Pre-16 August 1978 period

Days of long service leave accrued during long service leave employment period

×

(Days in the pre-16 August 1978 period ÷ Days in long service leave employment period)

 

= 360 × (2,114 ÷ 15,340)

= 49.61

= 49.61 + 0.63 + 0.76 (adding back the fractions of days)

= 51 days

As Ian has used some of his accrued long service leave during his employment, the relevant periods need to be adjusted accordingly:

Ian used 170 days long service leave after 17 August 1993, therefore the post-17 August 1993 period should be adjusted:

181 days − 170 days = 11 days

There are 11 days of unused annual leave applicable to the post-17 August 1993 period.

There are 128 days of unused annual leave applicable to the pre-18 August 1993 period.

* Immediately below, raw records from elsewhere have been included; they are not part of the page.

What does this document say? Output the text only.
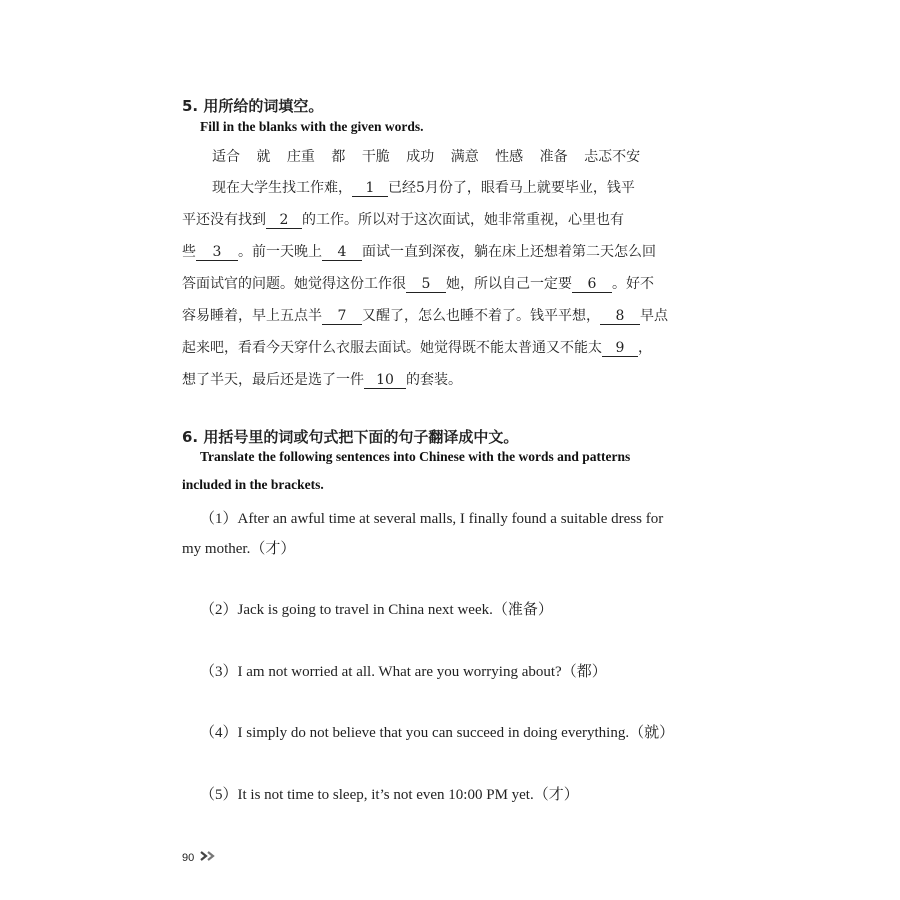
5. 用所给的词填空。
Fill in the blanks with the given words.
适合 就 庄重 都 干脆 成功 满意 性感 准备 忐忑不安
现在大学生找工作难， 1 已经5月份了，眼看马上就要毕业，钱平
平还没有找到 2 的工作。所以对于这次面试，她非常重视，心里也有
些 3 。前一天晚上 4 面试一直到深夜，躺在床上还想着第二天怎么回
答面试官的问题。她觉得这份工作很 5 她，所以自己一定要 6 。好不
容易睡着，早上五点半 7 又醒了，怎么也睡不着了。钱平平想， 8 早点
起来吧，看看今天穿什么衣服去面试。她觉得既不能太普通又不能太 9 ，
想了半天，最后还是选了一件 10 的套装。
6. 用括号里的词或句式把下面的句子翻译成中文。
Translate the following sentences into Chinese with the words and patterns
included in the brackets.
（1）After an awful time at several malls, I finally found a suitable dress for
my mother.（才）
（2）Jack is going to travel in China next week.（准备）
（3）I am not worried at all. What are you worrying about?（都）
（4）I simply do not believe that you can succeed in doing everything.（就）
（5）It is not time to sleep, it’s not even 10:00 PM yet.（才）
90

Ian used 50 days of long service leave prior to 16 August 1978, therefore the pre-16 August 1978 period should be adjusted:

51 days − 50 days = 1 day

There is now 1 day of unused annual leave applicable to the pre-16 August 1978 period.

 

2. Payment attributable to each period

Pre-18 August 1993 period

Amount of the payment

×

Unused long service leave days in the pre-18 August 1993 period ÷ Total unused long service leave days

 

= $39,000 × (128÷140)

= $35,657 (rounded to the nearest dollar)

Post-17 August 1993 period

Amount of the payment

×

(Unused long service leave days in the post-17 August 1993 period ÷ Total unused long service leave days)

 

= $39,000 × (11 ÷ 140)

= $3,064 (rounded to the nearest dollar)

 

Pre-16 August 1978 period

Amount of the payment

×

Unused long service leave days in the pre-16 August 1978 period ÷ Total unused long service leave days

 

= $39,000 × (1 ÷ 140)

= $279 (rounded to the nearest dollar)

 

3. Amount to be withheld. Example 11

Step

Instruction

Result

1.

Calculate 5% of the pre-16 August 1978 amount to be added to the marginal rate calculation:

$279 × 5%

$13.95

 

2.

Calculate the amount to be withheld from the pre-18 August 1993 component (disregarding any cents):

$35,657 × 32%

$11,410

3.

Add amount calculated at step 1 to the post-17 August 1993 component:

$13.95 + $3,064

$3,077.95

4.

Divide amount calculated at step 3 by number of normal pay periods in a financial year (as Ian receives weekly payments, there are 52 pay periods):

$3,077.95 ÷ 52

$59.19

5.

Add amount calculated at step 4 (disregarding any cents) to normal gross earnings for regular pay period:

$59 + $1,500

$1,559

6.

Using the regular PAYG withholding tax table used to calculate the amount to be withheld from Ian’s normal gross earnings, calculate the amount required to be withheld from the amount calculated at step 5.

$377

7.

Using the same PAYG withholding tax table, calculate the amount required to be withheld from Ian’s normal gross earnings of $1,500

$356

8.

Subtract the amount calculated at step 7 from the amount calculated at step 6:

$377 − $356

$21

9.

Multiply the amount calculated at step 8 by the number of normal pay periods in a financial year:

$21 × 52

$1,092

10.

To calculate total withholding add the amount calculated at step 2 to the amount calculated at step 9:

$11,410 + $1,092

$12,502

The total amount to be withheld from Ian’s $39,000 payment of unused long service leave on termination of employment is $12,502.